BigQuery Terms
Before starting with any implementation, some basic terms used in BigQuery, need to be clarified.
Datasets
In BigQuery, you have entities called datasets. A dataset is nothing more than a container on the top-level of your project used to organize and control access to your tables and views. Thus, a table has to have a dataset it belongs to, so before building your first table, you first have to create a dataset.
When getting started, it’s OK to see datasets as a simple grouping mechanism, even though under the hood, it is, of course, a bit more.
Tables and table schemas
Google BigQuery is a relational database and uses a table structure to organize individual records in rows, while each record consists of columns that are also called fields.
Also, typical for RDBMS, Google defines BigQuery tables by a table schema composed of the columns and their definition. A table’s schema can either be applied at table creation or auto-detected by BigQuery when the first set of data populates the table, even though I would always recommend defining the schema before-hand.

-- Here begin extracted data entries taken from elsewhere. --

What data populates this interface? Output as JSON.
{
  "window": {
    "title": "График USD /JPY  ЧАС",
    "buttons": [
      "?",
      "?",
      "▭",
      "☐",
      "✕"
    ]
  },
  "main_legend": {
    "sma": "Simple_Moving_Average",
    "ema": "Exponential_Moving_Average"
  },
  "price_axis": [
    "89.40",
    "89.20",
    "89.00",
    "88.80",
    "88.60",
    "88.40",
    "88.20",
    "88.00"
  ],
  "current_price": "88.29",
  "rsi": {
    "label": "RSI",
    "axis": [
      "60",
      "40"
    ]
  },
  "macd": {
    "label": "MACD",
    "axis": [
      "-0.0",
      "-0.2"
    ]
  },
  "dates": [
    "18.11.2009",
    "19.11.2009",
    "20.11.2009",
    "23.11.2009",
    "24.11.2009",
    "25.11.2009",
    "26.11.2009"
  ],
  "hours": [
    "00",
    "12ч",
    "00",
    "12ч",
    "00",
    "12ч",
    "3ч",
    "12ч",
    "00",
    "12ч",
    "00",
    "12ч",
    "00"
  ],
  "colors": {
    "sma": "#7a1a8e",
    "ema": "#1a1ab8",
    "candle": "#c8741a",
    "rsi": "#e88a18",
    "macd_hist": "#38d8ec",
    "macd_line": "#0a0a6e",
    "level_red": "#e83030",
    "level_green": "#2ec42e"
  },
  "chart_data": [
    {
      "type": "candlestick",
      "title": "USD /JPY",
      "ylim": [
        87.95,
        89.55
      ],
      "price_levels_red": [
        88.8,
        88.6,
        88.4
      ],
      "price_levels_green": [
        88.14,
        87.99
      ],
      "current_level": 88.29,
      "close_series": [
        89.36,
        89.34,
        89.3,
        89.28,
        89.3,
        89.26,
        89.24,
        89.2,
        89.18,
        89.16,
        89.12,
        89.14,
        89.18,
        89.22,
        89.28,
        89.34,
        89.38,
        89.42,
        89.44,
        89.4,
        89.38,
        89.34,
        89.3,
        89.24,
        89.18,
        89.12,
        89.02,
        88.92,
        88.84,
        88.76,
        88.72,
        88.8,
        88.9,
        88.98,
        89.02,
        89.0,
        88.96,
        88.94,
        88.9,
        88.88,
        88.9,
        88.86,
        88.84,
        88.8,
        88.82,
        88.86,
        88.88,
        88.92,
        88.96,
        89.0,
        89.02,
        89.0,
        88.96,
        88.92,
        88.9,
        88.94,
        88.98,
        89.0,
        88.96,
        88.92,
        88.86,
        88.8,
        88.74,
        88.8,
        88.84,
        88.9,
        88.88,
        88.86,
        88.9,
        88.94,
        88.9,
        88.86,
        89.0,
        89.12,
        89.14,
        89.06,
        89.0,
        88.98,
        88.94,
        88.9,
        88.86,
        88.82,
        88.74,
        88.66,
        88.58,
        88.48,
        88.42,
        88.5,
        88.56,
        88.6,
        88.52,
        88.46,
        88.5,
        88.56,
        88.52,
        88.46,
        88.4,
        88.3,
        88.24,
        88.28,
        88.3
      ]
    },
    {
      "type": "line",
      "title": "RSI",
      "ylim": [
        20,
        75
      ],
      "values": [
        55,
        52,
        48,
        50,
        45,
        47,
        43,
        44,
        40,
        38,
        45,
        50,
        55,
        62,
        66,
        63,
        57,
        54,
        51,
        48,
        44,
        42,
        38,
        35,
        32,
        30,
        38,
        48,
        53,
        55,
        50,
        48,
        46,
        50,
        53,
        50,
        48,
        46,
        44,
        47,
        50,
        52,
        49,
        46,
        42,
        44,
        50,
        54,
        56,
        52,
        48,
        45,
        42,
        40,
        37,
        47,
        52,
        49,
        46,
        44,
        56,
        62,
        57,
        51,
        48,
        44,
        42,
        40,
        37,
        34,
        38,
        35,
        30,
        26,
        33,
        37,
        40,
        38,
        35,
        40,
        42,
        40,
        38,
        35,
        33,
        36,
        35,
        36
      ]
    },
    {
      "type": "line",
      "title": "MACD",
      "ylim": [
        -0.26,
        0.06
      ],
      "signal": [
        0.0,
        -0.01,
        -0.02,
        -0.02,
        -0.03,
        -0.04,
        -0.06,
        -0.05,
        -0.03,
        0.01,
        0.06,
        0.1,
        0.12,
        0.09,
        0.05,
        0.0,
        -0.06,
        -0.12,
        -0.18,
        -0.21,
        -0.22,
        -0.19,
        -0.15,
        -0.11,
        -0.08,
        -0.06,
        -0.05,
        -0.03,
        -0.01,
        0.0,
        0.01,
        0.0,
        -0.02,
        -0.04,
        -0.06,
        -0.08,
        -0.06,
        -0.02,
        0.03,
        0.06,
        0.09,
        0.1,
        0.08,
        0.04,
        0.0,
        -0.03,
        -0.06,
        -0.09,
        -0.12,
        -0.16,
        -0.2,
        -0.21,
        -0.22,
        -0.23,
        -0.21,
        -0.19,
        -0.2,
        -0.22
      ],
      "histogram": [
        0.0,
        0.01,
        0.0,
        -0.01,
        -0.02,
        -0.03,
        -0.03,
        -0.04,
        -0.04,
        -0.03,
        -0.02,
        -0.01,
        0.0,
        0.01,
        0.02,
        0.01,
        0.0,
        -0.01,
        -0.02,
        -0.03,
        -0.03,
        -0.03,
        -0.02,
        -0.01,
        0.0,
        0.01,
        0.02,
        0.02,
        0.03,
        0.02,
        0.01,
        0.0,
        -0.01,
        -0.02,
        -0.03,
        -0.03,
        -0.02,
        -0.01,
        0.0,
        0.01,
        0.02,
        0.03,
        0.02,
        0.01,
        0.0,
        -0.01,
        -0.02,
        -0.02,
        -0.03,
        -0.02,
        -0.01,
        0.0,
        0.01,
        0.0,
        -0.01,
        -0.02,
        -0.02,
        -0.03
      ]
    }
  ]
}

If you have experience using SQL-based RDBMS, you will quickly get into BigQuery.
Columns
BigQuery defines the columns/fields of a table schema via four different properties.
Column name
The column name has to be a case-insensitive alphanumerical string with a maximum of 128 characters. Underscores are also allowed, and the name has to start with either a letter or underscore.
Even though there are three names columns are not allowed to have:
- _TABLE_
- _FILE_
- _PARTITION
Column description
The column description is an optional string describing the column with a maximum of 1,024 characters.
Type
The type is a mandatory field describing the data type of the column. Possible values are, e.g.:
- INT64
- FLOAT64
- BOOL
- STRING
You can find a list of all possible values in the official BigQuery docs.
Modes
Each column also can have a so-called optional mode. The mode of a column can be one of three possible values.
- Nullable — NULL values are allowed (default)
- Required — NULL values are not allowed
Repeated — The field contains an array of values of the specified data type instead of a single value.
Hands-on BigQuery
After defining the absolute basics one should know before getting started with BigQuery, we will now set up a small BigQuery project using Node.js. Since this is an article using Node.js, I expect that Node.js and NPM are available on the readers’ machine.
Setup of a clean Node.js project using BigQuery
- First, we have to create a new NPM module using npm init.
- Second, we have to install the BigQuery NPM module using npm i –save @google-cloud/bigquery.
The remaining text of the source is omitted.